The literary-historical traditions surrounding Nebuchadnezzar I as they pertained to the theological explanation for the Assyrian removal of Marduk from Babylon are summed up in the ‘Marduk Prophecy’, a short composition in which Marduk describes his many sojourns away from Babylon.60 His first desire had been to go to Hatti, an allusion to the sack of Babylon by Murshili I that brought Hammurabi’s dynasty to a close.61 Marduk eventually returned from this visit and spent some time in Babylon before becoming pleased with the king of Assyria, a reference to Tukulti-Ninurta I, and going to Assur to deliver the lands into the king’s hands.62 Finally, Marduk states that he left Babylon for Elam, a decision that brought great suffering to the Babylonians.
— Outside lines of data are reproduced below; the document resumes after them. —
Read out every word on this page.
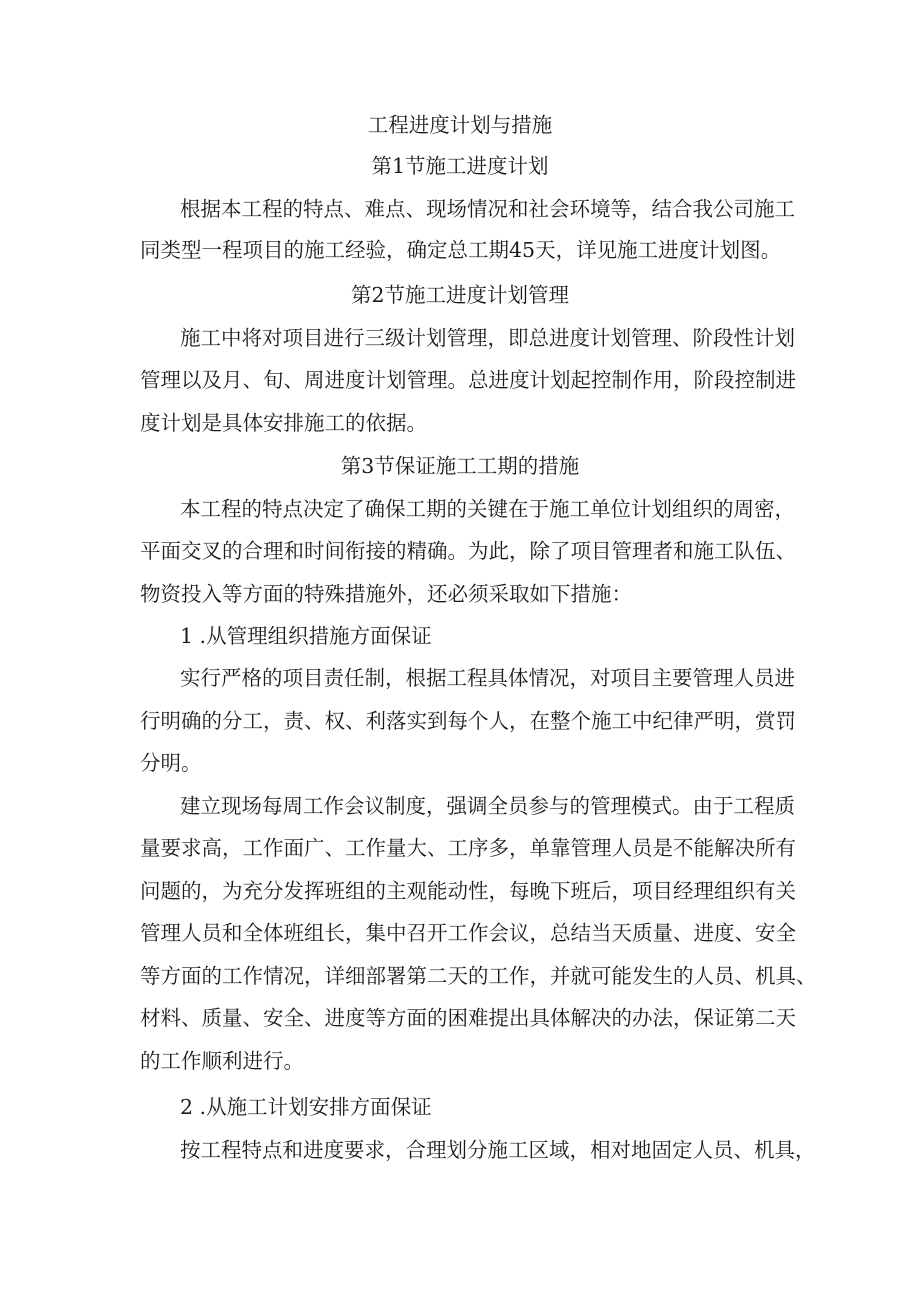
工程进度计划与措施
第1节施工进度计划
根据本工程的特点、难点、现场情况和社会环境等，结合我公司施工
同类型一程项目的施工经验，确定总工期45天，详见施工进度计划图。
第2节施工进度计划管理
施工中将对项目进行三级计划管理，即总进度计划管理、阶段性计划
管理以及月、旬、周进度计划管理。总进度计划起控制作用，阶段控制进
度计划是具体安排施工的依据。
第3节保证施工工期的措施
本工程的特点决定了确保工期的关键在于施工单位计划组织的周密，
平面交叉的合理和时间衔接的精确。为此，除了项目管理者和施工队伍、
物资投入等方面的特殊措施外，还必须采取如下措施：
1 .从管理组织措施方面保证
实行严格的项目责任制，根据工程具体情况，对项目主要管理人员进
行明确的分工，责、权、利落实到每个人，在整个施工中纪律严明，赏罚
分明。
建立现场每周工作会议制度，强调全员参与的管理模式。由于工程质
量要求高，工作面广、工作量大、工序多，单靠管理人员是不能解决所有
问题的，为充分发挥班组的主观能动性，每晚下班后，项目经理组织有关
管理人员和全体班组长，集中召开工作会议，总结当天质量、进度、安全
等方面的工作情况，详细部署第二天的工作，并就可能发生的人员、机具、
材料、质量、安全、进度等方面的困难提出具体解决的办法，保证第二天
的工作顺利进行。
2 .从施工计划安排方面保证
按工程特点和进度要求，合理划分施工区域，相对地固定人员、机具，
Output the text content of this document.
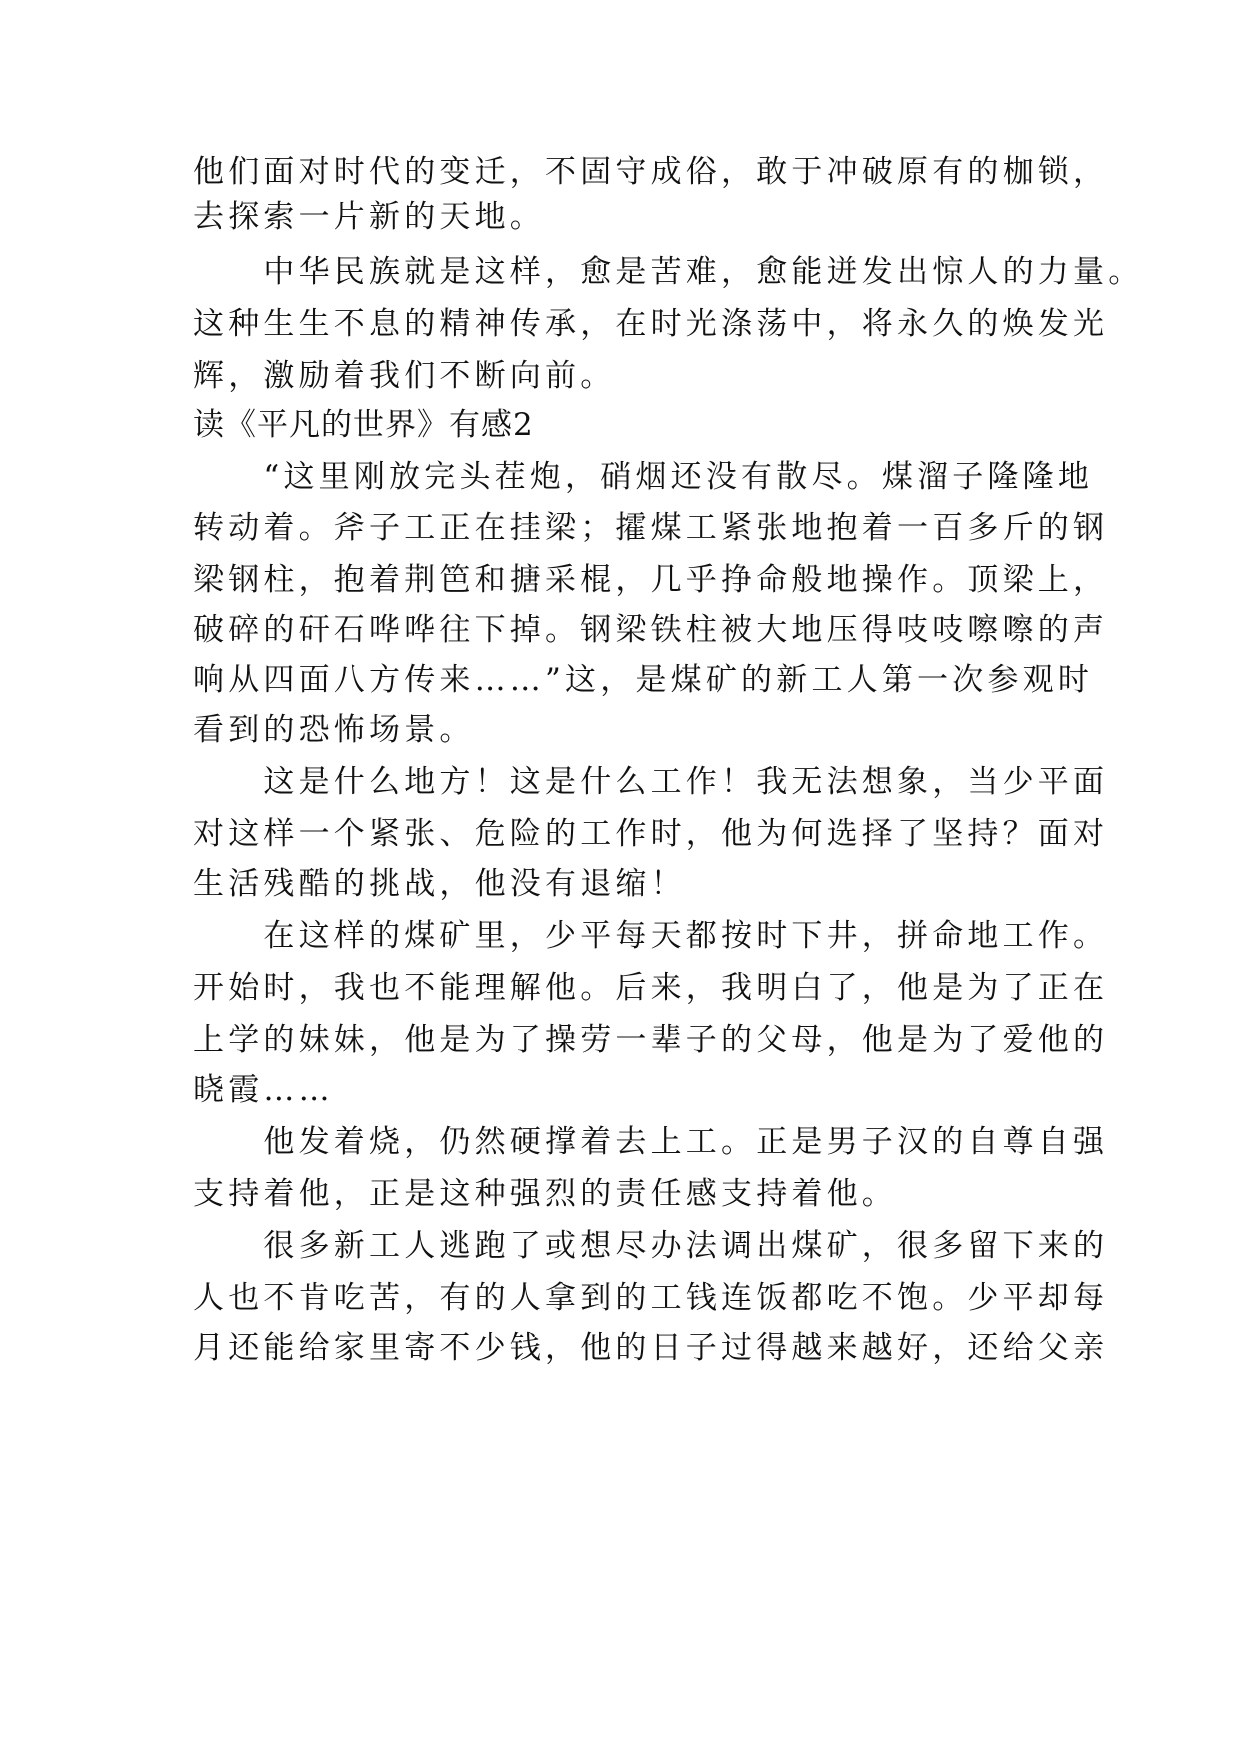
他们面对时代的变迁，不固守成俗，敢于冲破原有的枷锁，
去探索一片新的天地。
　　中华民族就是这样，愈是苦难，愈能迸发出惊人的力量。
这种生生不息的精神传承，在时光涤荡中，将永久的焕发光
辉，激励着我们不断向前。
读《平凡的世界》有感2
　　“这里刚放完头茬炮，硝烟还没有散尽。煤溜子隆隆地
转动着。斧子工正在挂梁；攉煤工紧张地抱着一百多斤的钢
梁钢柱，抱着荆笆和搪采棍，几乎挣命般地操作。顶梁上，
破碎的矸石哗哗往下掉。钢梁铁柱被大地压得吱吱嚓嚓的声
响从四面八方传来……”这，是煤矿的新工人第一次参观时
看到的恐怖场景。
　　这是什么地方！这是什么工作！我无法想象，当少平面
对这样一个紧张、危险的工作时，他为何选择了坚持？面对
生活残酷的挑战，他没有退缩！
　　在这样的煤矿里，少平每天都按时下井，拼命地工作。
开始时，我也不能理解他。后来，我明白了，他是为了正在
上学的妹妹，他是为了操劳一辈子的父母，他是为了爱他的
晓霞……
　　他发着烧，仍然硬撑着去上工。正是男子汉的自尊自强
支持着他，正是这种强烈的责任感支持着他。
　　很多新工人逃跑了或想尽办法调出煤矿，很多留下来的
人也不肯吃苦，有的人拿到的工钱连饭都吃不饱。少平却每
月还能给家里寄不少钱，他的日子过得越来越好，还给父亲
Marduk ends by prophesying that a new king will arise in Babylon, smash Elam, and return him to his restored temple. This final prophecy is clearly in reference to Nebuchadnezzar I and for this reason it has been proposed that the prophecy was originally composed during his reign.63 However, the two surviving exemplars of the prophecy come from firstmillennium tablets excavated in Assyrian contexts: Ashurbanipal’s library and a private house belonging to a family of exorcists at Assur.64 If it was composed during Nebuchadnezzar I's reign, it was modified to meet Assyrian tastes in the seventh century;65 one would not expect a text composed for Nebuchadnezzar I to contain a positive portrayal of Marduk's time in Assyria given that Nebuchadnezzar conducted a series of border skirmishes against the Assyrians.66The pro-Assyrian tone of the ‘Marduk Prophecy' and the archaeological provenance of the copies suggest that the ‘Marduk Prophecy’, as it survived, spoke to Assyrian interests in Babylon prior to Marduk's return in 668.67 Significantly, elements in the text even parallel phrases and themes in Esarhaddon and Ashurbanipal's own inscription pertaining to Der and Babylon.68 The ‘Marduk Prophecy' reassured an Assyrian audience that, throughout the past, Marduk had never departed from Babylon involuntarily and that his previous visit to Assyria was not an Assyrian sacrilege, but rather a gesture of divine favour that granted the Assyrians imperial domination. Such precedence cleared Sennacherib of any sin and justified Assyrian rule over Babylonia. However, the survival of similar and identical textual traditions about Nebuchadnezzar I in both Assyrian and Babylonian contexts indicates that the past upon which the ‘Marduk Prophecy' drew originated from traditions that had been preserved in Babylonia, most likely by the Babylonian priests in the cult of Marduk who had an undeniable interest in seeing Babylon and the Esagil temple rebuilt and Marduk returned,69 but also possibly by some of the broader populace. If, as seems likely, these traditions originated in Babylonia, then the Assyrian programme in Babylon represented a repackaging of those traditions for broader public consumption as Esarhaddon and then his sons extended the discourse to the general citizenry of Babylon.